Transhumanist Philosophy is the quest to enhance life and liberty through speciation. It is piloting an ascending course between idealism and materialism: the Tao, the Logos, the living arrow of creation. The self-organizing honing in on a moving point of purposeful disequilibrium in a dynamic pattern of increasing complexity. In Isaiah Berlin’s words: “An unstable equilibrium in need of constant attention and repair…. an open future.” Berlin adds: “The glory and dignity of man consist in the fact that it is he who chooses, and is not chosen for, that he can be his own master.”

Consider the consequences of the concept that we are not one culture, that we are not one species, that we are not approaching one destiny, when thinking about the future… observe carefully the fences of a “one world order” philosophical stockyard that restricts our liberty, they are well camouflaged. Outside this globalist-open-borders stockyard, as J.R.R. Tolkien phrased it: “Resistance still had somewhere where it could take counsel free from the Shadow.”

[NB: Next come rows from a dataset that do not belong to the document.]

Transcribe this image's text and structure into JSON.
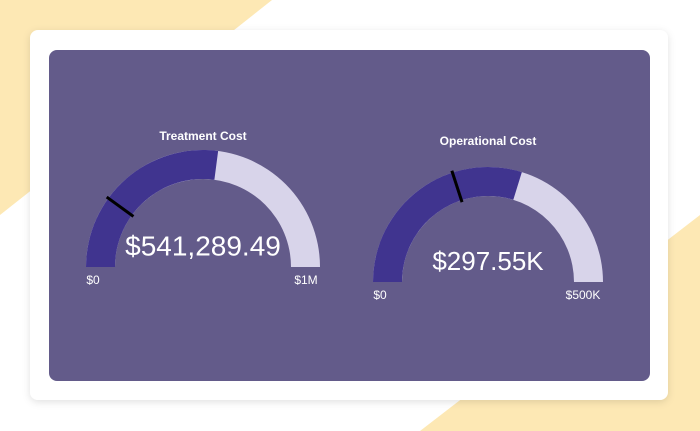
{
  "chart_data": [
    {
      "type": "gauge",
      "title": "Treatment Cost",
      "value": 541289.49,
      "value_label": "$541,289.49",
      "target": 200000,
      "ylim": [
        0,
        1000000
      ],
      "yticks": [
        {
          "value": 0,
          "label": "$0"
        },
        {
          "value": 1000000,
          "label": "$1M"
        }
      ],
      "color": "#40348f",
      "track_color": "#d8d4ea",
      "target_color": "#000000"
    },
    {
      "type": "gauge",
      "title": "Operational Cost",
      "value": 297550,
      "value_label": "$297.55K",
      "target": 200000,
      "ylim": [
        0,
        500000
      ],
      "yticks": [
        {
          "value": 0,
          "label": "$0"
        },
        {
          "value": 500000,
          "label": "$500K"
        }
      ],
      "color": "#40348f",
      "track_color": "#d8d4ea",
      "target_color": "#000000"
    }
  ]
}
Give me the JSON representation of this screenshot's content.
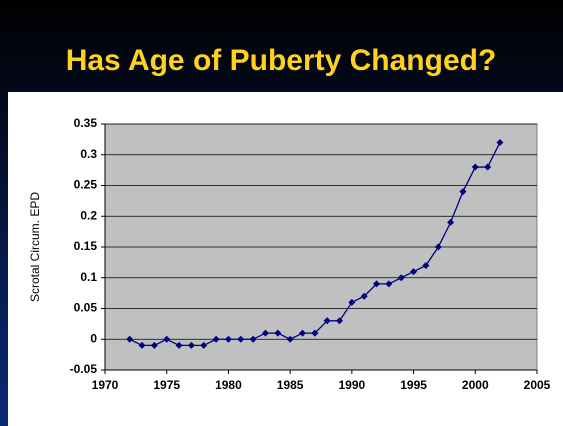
{
  "chart_data": {
    "type": "line",
    "title": "Has Age of Puberty Changed?",
    "ylabel": "Scrotal Circum. EPD",
    "x": [
      1972,
      1973,
      1974,
      1975,
      1976,
      1977,
      1978,
      1979,
      1980,
      1981,
      1982,
      1983,
      1984,
      1985,
      1986,
      1987,
      1988,
      1989,
      1990,
      1991,
      1992,
      1993,
      1994,
      1995,
      1996,
      1997,
      1998,
      1999,
      2000,
      2001,
      2002
    ],
    "series": [
      {
        "name": "Scrotal Circum. EPD",
        "color": "#000080",
        "values": [
          0,
          -0.01,
          -0.01,
          0,
          -0.01,
          -0.01,
          -0.01,
          0,
          0,
          0,
          0,
          0.01,
          0.01,
          0,
          0.01,
          0.01,
          0.03,
          0.03,
          0.06,
          0.07,
          0.09,
          0.09,
          0.1,
          0.11,
          0.12,
          0.15,
          0.19,
          0.24,
          0.28,
          0.28,
          0.32
        ]
      }
    ],
    "xlim": [
      1970,
      2005
    ],
    "xticks": [
      1970,
      1975,
      1980,
      1985,
      1990,
      1995,
      2000,
      2005
    ],
    "ylim": [
      -0.05,
      0.35
    ],
    "yticks": [
      -0.05,
      0,
      0.05,
      0.1,
      0.15,
      0.2,
      0.25,
      0.3,
      0.35
    ],
    "grid": true
  }
}
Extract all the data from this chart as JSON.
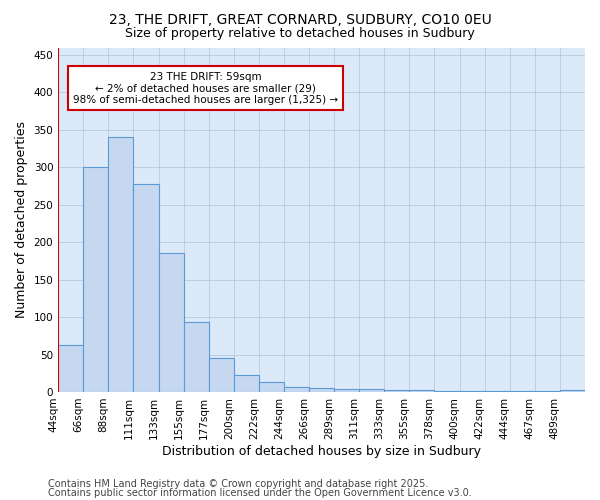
{
  "title1": "23, THE DRIFT, GREAT CORNARD, SUDBURY, CO10 0EU",
  "title2": "Size of property relative to detached houses in Sudbury",
  "xlabel": "Distribution of detached houses by size in Sudbury",
  "ylabel": "Number of detached properties",
  "bar_values": [
    63,
    301,
    340,
    278,
    185,
    94,
    45,
    23,
    13,
    7,
    5,
    4,
    4,
    3,
    2,
    1,
    1,
    1,
    1,
    1,
    3
  ],
  "x_tick_labels": [
    "44sqm",
    "66sqm",
    "88sqm",
    "111sqm",
    "133sqm",
    "155sqm",
    "177sqm",
    "200sqm",
    "222sqm",
    "244sqm",
    "266sqm",
    "289sqm",
    "311sqm",
    "333sqm",
    "355sqm",
    "378sqm",
    "400sqm",
    "422sqm",
    "444sqm",
    "467sqm",
    "489sqm"
  ],
  "bar_color": "#c5d8f0",
  "bar_edgecolor": "#5b9bd5",
  "ylim": [
    0,
    460
  ],
  "yticks": [
    0,
    50,
    100,
    150,
    200,
    250,
    300,
    350,
    400,
    450
  ],
  "marker_label_line1": "23 THE DRIFT: 59sqm",
  "marker_label_line2": "← 2% of detached houses are smaller (29)",
  "marker_label_line3": "98% of semi-detached houses are larger (1,325) →",
  "annotation_box_color": "#ffffff",
  "annotation_box_edge": "#cc0000",
  "vline_color": "#cc0000",
  "background_color": "#dce9f8",
  "footer1": "Contains HM Land Registry data © Crown copyright and database right 2025.",
  "footer2": "Contains public sector information licensed under the Open Government Licence v3.0.",
  "title_fontsize": 10,
  "subtitle_fontsize": 9,
  "axis_label_fontsize": 9,
  "tick_fontsize": 7.5,
  "footer_fontsize": 7
}
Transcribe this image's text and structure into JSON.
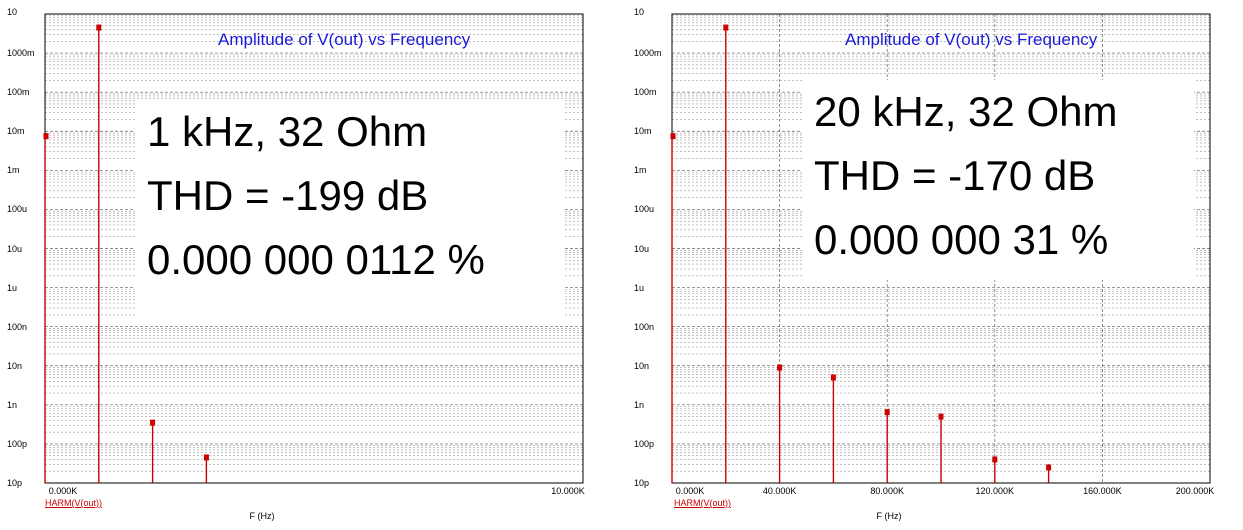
{
  "chart_data": [
    {
      "type": "bar",
      "title": "Amplitude of V(out) vs Frequency",
      "xlabel": "F (Hz)",
      "legend": "HARM(V(out))",
      "yscale": "log",
      "ylim": [
        1e-11,
        10
      ],
      "yticks": [
        "10p",
        "100p",
        "1n",
        "10n",
        "100n",
        "1u",
        "10u",
        "100u",
        "1m",
        "10m",
        "100m",
        "1000m",
        "10"
      ],
      "xlim": [
        0,
        10000
      ],
      "xticks": [
        {
          "v": 0,
          "label": "0.000K"
        },
        {
          "v": 10000,
          "label": "10.000K"
        }
      ],
      "x": [
        0,
        1000,
        2000,
        3000
      ],
      "values": [
        0.0075,
        4.5,
        3.5e-10,
        4.5e-11
      ],
      "annotation": [
        "1 kHz, 32 Ohm",
        "THD = -199 dB",
        "0.000 000 0112 %"
      ],
      "colors": {
        "stem": "#cc0000",
        "title": "#1a1ad8"
      }
    },
    {
      "type": "bar",
      "title": "Amplitude of V(out) vs Frequency",
      "xlabel": "F (Hz)",
      "legend": "HARM(V(out))",
      "yscale": "log",
      "ylim": [
        1e-11,
        10
      ],
      "yticks": [
        "10p",
        "100p",
        "1n",
        "10n",
        "100n",
        "1u",
        "10u",
        "100u",
        "1m",
        "10m",
        "100m",
        "1000m",
        "10"
      ],
      "xlim": [
        0,
        200000
      ],
      "xticks": [
        {
          "v": 0,
          "label": "0.000K"
        },
        {
          "v": 40000,
          "label": "40.000K"
        },
        {
          "v": 80000,
          "label": "80.000K"
        },
        {
          "v": 120000,
          "label": "120.000K"
        },
        {
          "v": 160000,
          "label": "160.000K"
        },
        {
          "v": 200000,
          "label": "200.000K"
        }
      ],
      "x": [
        0,
        20000,
        40000,
        60000,
        80000,
        100000,
        120000,
        140000
      ],
      "values": [
        0.0075,
        4.5,
        9e-09,
        5e-09,
        6.5e-10,
        5e-10,
        4e-11,
        2.5e-11
      ],
      "annotation": [
        "20 kHz, 32 Ohm",
        "THD = -170 dB",
        "0.000 000 31 %"
      ],
      "colors": {
        "stem": "#cc0000",
        "title": "#1a1ad8"
      }
    }
  ]
}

The concept of cultural unanimity is antithetical to the natural convergence of the American polity’s right to life, liberty and the pursuit of happiness; namely, the right to culturally speciate in order to physically speciate, or not. We cannot all culturally speciate equally at once; therefore, such speciation optimally occurs under conditions where excellence is the social ideal and not under conditions where equality is the social ideal. Another way of expressing this is that evolutionary adaptability is nature’s preferred upward social path.
source: https://www.reillyjones.com/

Not one species, eh? k. You go to your heat rock and bask. When you deal with the discussion concerning humanity and rights, though, I am allowed to call you a lizard. Whatever you say I will then consider in the light of lizardness. I will not allow you to pose as a human being, saying things that sound humanitarian, that actually server your lizard-kin. Gorns speak up for Gorns and people for people. It is the way of the Star Trek.

The fact I have to point this out, though, tells you the level of insanity all ready present in what many consider to be quaint pre-Q post(s) 1996. Normal was never there other than the Grace that God poured out on the time and the people to make it seem normal. These people were restrained then, and considered “weirdly academic” at best and “eccentric” at worst.

Speaking of which, John Perry Barlow is one of the Q posts that were made that seemed to predict his death due to a heart attack. Some of that content can be found on the original above source where Perry’s Declaration is quoted.